“Oh, yes!” said his son.
West said at once, “I will get some of the apukwa root.”
“Oh, no!” cried Manabozho, pretending to be afraid. “Do not! Do not!”
“Oh, yes!” said West.
Manabozho at once went out and brought to his father’s wigwam a large piece of black rock. West pulled up and brought in some bulrush roots. Manabozho threw the black rock at West. It broke in pieces. Therefore you may see pieces lying around even to this day. West struck his son with the bulrush root. Thus they fought. But at last Manabozho drove West far over the plains to the Darkening Land. So West came to the edge of the world, where the earth is broken off short. Then he cried, “Stop, my son! I am immortal, therefore I cannot be killed. I will remain here on the edge of the Earth-plain. You must go about doing good. You must kill monsters and serpents and all evil things. All the kingdoms of the earth are divided, but at the last you may sit with my brother North.”[11]
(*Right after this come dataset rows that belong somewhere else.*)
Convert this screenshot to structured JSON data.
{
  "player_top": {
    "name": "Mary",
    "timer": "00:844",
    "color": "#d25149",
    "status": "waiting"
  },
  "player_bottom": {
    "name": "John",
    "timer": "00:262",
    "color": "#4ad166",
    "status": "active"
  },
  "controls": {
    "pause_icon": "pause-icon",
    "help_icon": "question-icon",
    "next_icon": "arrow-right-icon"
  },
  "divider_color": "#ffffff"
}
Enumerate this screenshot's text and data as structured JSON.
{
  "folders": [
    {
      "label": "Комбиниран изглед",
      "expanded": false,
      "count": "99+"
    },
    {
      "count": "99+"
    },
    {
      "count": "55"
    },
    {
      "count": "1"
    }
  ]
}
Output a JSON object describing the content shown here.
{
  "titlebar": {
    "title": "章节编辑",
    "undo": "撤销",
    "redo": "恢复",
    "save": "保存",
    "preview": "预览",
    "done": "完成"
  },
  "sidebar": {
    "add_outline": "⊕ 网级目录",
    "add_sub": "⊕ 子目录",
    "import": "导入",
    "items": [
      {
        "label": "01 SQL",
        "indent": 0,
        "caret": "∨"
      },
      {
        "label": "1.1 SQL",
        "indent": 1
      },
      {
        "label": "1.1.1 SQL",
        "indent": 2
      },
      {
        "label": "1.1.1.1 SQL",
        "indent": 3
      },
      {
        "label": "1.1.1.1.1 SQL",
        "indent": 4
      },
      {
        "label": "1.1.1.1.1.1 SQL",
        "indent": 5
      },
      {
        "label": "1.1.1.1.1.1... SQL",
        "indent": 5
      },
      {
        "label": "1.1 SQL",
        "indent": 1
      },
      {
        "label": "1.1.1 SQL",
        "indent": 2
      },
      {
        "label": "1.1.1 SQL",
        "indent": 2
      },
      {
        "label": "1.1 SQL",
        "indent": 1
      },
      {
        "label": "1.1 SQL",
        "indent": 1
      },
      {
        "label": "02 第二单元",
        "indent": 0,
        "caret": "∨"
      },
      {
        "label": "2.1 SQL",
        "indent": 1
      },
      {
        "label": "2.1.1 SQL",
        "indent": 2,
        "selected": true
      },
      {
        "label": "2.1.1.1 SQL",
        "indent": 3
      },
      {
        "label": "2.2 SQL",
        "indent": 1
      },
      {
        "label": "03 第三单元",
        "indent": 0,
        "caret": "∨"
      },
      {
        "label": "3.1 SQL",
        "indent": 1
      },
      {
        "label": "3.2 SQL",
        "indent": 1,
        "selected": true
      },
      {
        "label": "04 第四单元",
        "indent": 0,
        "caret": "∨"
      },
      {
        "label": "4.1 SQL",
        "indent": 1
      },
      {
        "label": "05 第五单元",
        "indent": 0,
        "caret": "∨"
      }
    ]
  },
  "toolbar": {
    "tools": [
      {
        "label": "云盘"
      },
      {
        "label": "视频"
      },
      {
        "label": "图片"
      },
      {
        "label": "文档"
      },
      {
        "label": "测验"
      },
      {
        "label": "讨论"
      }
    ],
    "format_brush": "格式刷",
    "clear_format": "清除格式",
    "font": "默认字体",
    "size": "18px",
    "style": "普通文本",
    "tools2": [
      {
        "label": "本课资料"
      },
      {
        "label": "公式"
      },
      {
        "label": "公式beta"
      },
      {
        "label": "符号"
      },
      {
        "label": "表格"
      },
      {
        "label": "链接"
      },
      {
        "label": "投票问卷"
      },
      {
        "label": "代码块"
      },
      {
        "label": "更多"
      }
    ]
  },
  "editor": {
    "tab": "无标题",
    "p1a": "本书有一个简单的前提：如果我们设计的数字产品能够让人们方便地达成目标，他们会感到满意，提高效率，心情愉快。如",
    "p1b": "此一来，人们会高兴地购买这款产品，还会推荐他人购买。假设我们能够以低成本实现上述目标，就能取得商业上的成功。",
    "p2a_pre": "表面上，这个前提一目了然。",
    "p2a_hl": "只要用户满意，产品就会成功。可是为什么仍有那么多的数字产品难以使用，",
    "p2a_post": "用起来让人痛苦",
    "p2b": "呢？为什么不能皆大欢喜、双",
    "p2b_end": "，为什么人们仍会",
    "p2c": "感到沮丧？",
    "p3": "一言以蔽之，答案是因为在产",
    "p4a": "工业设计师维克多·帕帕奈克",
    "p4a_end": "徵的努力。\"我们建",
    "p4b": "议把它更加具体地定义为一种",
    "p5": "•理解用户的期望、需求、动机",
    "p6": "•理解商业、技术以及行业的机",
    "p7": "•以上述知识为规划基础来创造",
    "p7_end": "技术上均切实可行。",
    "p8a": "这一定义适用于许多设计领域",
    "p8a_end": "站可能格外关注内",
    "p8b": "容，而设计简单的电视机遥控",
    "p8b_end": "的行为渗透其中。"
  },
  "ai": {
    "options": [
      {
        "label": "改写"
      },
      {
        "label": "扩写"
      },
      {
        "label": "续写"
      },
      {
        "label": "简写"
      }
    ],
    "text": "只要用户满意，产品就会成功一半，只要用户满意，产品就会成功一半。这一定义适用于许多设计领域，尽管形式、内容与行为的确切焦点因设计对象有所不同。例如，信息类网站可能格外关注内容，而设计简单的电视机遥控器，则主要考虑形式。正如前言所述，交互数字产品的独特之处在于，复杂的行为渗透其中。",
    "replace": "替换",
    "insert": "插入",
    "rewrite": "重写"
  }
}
[11] Back retreated Mudjekeewis,
Rushing westward o’er the mountains,
Stumbling westward down the mountains,
Three whole days retreated fighting,
Still pursued by Hiawatha
To the doorways of the West-Wind,
To the portals of the Sunset ...
. . . .
“Hold,” at length cried Mudjekeewis,
“Hold, my son, my Hiawatha!
’Tis impossible to kill me,
For you cannot kill the immortal.”
—Hiawatha
Thus Manabozho became the Northwest wind.